Picketing at the premises of a struck primary is garden-variety primary activity. That a neutral
also is present does not make this a "common situs" situation, and the Moore Dry Dock
standards do not apply. Instead, the primary or secondary nature of picketing at the neutral's
reserved gate is determined under the "related-work" test. Under that test, picketing at the gate
reserved for neutrals remains primary unless (1) the work done by employees of the neutral is
unrelated to the normal operations of the primary, and (2) the work is of a kind that would not, if
done when the primary is engaged in normal business operations, require that those operations be
curtailed. For example, suppose employees of a neutral are constructing a new manufacturing
facility on the primary's worksite. Meanwhile, manufacturing continues as usual in the primary's
existing facility. Picketing at a gate reserved for the neutral's employees would be secondary and
unlawful because their work would be unrelated to normal operations in the primary's existing
facility and would not require curtailing those operations. But suppose a primary has outsourced
routine maintenance of its manufacturing equipment to Company M. In that case, picketing at a
gate reserved for employees of M would be primary and lawful because routine maintenance of
the struck primary's equipment relates to the primary's normal business operations.
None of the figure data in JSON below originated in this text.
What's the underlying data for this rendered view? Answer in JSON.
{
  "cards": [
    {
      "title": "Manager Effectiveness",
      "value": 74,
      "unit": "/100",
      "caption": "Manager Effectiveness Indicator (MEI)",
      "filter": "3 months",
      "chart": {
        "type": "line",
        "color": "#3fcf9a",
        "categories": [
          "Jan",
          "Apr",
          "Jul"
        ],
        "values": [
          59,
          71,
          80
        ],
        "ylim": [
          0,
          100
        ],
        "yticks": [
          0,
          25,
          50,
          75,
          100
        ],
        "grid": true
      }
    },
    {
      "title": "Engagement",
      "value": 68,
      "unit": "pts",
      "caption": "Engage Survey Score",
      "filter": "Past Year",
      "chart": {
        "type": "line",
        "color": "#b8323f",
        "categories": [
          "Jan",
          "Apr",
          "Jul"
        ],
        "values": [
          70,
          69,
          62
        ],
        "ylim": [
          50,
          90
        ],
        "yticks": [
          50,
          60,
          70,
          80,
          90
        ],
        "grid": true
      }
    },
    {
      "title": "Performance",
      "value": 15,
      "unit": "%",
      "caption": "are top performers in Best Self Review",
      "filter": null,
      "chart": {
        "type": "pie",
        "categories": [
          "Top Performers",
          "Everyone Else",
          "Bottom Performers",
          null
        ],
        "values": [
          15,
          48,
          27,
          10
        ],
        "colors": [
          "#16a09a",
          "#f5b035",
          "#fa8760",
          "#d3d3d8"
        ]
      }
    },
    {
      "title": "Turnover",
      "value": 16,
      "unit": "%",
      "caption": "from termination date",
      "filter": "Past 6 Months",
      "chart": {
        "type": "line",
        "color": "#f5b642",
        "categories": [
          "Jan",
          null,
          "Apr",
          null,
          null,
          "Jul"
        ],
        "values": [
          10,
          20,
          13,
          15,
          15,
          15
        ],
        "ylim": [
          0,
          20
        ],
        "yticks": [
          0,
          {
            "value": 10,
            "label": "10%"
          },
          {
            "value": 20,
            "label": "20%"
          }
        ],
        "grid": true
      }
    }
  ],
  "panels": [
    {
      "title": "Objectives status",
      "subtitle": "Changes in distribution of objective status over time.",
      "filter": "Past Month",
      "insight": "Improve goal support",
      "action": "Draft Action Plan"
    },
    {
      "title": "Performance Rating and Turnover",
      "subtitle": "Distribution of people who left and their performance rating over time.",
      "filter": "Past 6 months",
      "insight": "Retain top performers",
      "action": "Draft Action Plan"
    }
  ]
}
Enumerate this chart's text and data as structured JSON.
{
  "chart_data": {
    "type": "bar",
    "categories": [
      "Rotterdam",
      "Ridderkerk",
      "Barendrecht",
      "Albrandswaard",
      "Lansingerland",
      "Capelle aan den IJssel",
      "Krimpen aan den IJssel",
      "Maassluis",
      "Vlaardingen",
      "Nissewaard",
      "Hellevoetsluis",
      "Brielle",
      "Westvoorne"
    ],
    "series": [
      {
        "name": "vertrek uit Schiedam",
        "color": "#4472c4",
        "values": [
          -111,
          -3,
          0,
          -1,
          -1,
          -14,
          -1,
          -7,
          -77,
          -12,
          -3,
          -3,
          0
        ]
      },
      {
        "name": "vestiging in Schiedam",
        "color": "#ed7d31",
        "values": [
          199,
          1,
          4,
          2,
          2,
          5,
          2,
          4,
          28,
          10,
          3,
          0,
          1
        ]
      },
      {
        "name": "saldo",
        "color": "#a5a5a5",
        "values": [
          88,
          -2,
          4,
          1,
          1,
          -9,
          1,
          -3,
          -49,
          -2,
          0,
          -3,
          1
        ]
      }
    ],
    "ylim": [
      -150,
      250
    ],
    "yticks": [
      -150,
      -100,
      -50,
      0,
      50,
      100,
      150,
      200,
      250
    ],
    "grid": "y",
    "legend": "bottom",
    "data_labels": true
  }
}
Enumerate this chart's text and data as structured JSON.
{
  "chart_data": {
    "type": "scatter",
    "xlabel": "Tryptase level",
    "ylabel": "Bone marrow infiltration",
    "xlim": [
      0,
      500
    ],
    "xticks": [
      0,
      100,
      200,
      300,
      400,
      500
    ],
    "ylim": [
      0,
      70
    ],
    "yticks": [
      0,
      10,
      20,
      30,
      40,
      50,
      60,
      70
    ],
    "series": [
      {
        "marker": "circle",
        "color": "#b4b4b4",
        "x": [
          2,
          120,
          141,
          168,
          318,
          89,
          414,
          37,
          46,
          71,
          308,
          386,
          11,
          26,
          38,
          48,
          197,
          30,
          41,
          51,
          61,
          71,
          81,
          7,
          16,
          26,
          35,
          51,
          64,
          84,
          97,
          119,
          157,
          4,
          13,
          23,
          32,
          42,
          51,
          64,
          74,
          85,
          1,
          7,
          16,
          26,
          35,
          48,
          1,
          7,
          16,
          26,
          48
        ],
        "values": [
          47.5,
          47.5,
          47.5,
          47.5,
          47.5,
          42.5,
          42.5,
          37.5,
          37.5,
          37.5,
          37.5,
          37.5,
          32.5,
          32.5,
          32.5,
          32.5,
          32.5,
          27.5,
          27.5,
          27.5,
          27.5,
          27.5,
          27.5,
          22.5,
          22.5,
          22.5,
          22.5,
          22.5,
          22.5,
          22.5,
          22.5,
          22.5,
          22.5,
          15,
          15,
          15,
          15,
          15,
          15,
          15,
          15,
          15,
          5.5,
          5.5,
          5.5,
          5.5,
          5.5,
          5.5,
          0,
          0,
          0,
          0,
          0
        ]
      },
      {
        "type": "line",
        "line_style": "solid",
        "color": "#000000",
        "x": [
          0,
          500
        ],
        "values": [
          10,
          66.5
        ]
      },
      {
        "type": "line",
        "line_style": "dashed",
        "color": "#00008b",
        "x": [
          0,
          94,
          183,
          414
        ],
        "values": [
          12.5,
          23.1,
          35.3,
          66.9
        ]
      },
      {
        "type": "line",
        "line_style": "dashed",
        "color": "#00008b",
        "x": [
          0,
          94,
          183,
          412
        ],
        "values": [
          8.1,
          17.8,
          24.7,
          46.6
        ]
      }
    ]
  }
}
Not every employer formally distinct from a primary is necessarily a neutral. Under the "ally
doctrine," an asserted neutral may be so closely related to a primary as to make primary and
lawful union conduct aimed at the asserted neutral.
An asserted neutral is an ally of a primary and unprotected by Section 8(b)(4)(B) if (1) it accepts
and performs struck work that, but for the strike, the primary would not have sent to it, or (2) the
asserted neutral and primary constitute a single employer.
If you violate Section 8(b)(4), you may be sued for damages caused by your unlawful secondary
activity under Section 303 of the Labor Management Relations Act.
Bargaining in good faith with employees' union representative (Section 8(d) & 8(a)(5))
Employers have a legal duty to bargain in good faith with their employees' representative and to
sign any collective bargaining agreement that has been reached. This duty encompasses many
obligations, including a duty not to make certain changes without bargaining with the union and
not to bypass the union and deal directly with employees it represents. These examples barely
scratch the surface. Given the complexity and importance of this subject, employers should . . .
Section 8(d) of the Act sets forth what is encompassed within the duty to bargain collectively.
Section 8(a)(5) of the Act makes it an unfair labor practice for an employer "to refuse to bargain
collectively with the representatives of its employees, subject to the provisions of Section 9(a)"
of the Act. (An employer that violates Section 8(a)(5) also derivatively violates Section 8(a)(1).)